Our study showcases the potential of generative pretrained transformer models in processing and extracting insights from medical social media data. Future research can benefit from further subanalyses of our validated dataset or use OpenAI's model to analyze social media data for other conditions, particularly those for which patient experiences are challenging to collect.
炎症性肠病(IBD)是一种慢性自身免疫性疾病,在普通人群中的患病率呈上升趋势。基于互联网的社区对于IBD患者之间的交流变得至关重要,尤其是在整个新冠疫情期间。然而,这些基于互联网的患者之间的交流在很大程度上仍未得到充分探索。
本研究旨在使用预训练的Transformer模型分析2020年3月1日至2022年12月31日期间Reddit上3个最大的IBD支持小组的社区帖子,并通过与人工评分比较来验证分类系统的结果。
我们从子版块r/CrohnsDisease、r/UlcerativeColitis和r/IBD收集了帖子(N = 53333),并使用OpenAI的GPT-3.5 Turbo模型对其进行分类,以确定情感、对主题进行分类,并识别人口统计学信息以及提及的新冠疫情。手动对一部分帖子(n = 397)进行评分,以测量人工评分者与GPT-3.5 Turbo模型之间的评分者间一致性。
Fleiss κ和Gwet AC1系数表明评分者之间具有高度一致性,值范围为0.53至0.91。评分者在性别分类上表现出几乎完美的一致性,Fleiss κ为0.91(P <.001)。药物(14909/53333)和症状(14939/53333)是讨论最多的主题,大多数帖子传达出中性情感。
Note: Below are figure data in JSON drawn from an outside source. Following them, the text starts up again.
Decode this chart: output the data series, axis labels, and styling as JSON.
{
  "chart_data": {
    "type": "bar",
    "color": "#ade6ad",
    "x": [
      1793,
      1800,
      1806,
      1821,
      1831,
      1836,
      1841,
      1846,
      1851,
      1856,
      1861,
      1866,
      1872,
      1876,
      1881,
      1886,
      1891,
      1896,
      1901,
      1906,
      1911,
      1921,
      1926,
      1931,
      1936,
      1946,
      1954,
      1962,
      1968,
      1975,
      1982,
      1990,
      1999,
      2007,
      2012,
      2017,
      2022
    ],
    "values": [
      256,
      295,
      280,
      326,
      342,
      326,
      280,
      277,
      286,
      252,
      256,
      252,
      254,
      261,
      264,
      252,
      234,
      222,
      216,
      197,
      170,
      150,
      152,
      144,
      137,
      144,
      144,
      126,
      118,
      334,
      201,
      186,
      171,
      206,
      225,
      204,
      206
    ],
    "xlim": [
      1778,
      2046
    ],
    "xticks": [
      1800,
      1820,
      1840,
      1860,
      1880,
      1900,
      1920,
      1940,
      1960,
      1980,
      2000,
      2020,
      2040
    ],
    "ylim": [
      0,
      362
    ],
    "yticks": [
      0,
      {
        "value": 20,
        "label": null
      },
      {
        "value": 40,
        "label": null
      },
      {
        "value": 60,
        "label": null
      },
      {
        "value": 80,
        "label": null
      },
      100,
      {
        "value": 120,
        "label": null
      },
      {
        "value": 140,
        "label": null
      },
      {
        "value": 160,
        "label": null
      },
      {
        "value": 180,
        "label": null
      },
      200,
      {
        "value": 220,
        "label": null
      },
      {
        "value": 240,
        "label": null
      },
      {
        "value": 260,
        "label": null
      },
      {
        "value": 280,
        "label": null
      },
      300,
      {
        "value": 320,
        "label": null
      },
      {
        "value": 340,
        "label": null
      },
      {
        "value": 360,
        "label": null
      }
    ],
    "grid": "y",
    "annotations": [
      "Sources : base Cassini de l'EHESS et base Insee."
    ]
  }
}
虽然大多数用户未透露其年龄,但透露年龄的用户主要属于20 - 29岁(2392/4828)和30 - 三十九岁(859/4828)年龄组。根据自我报告的性别,我们在IBD Reddit用户中识别出1509名男性和1502名女性。将IBD子版块上的用户与一般IBD人群进行比较时,性别分布存在显著差异(N = 3090011;χ = 69.53;P <.001;φ < 0.001)。在第一个月内帖子数量出现初始峰值后,大多数帖子未提及新冠疫情。
我们的研究展示了生成式预训练Transformer模型在处理和从医学社交媒体数据中提取见解方面的潜力。未来的研究可以从对我们经过验证的数据集进行进一步的子分析中受益,或者使用OpenAI的模型来分析其他疾病的社交媒体数据,特别是那些患者体验难以收集的疾病。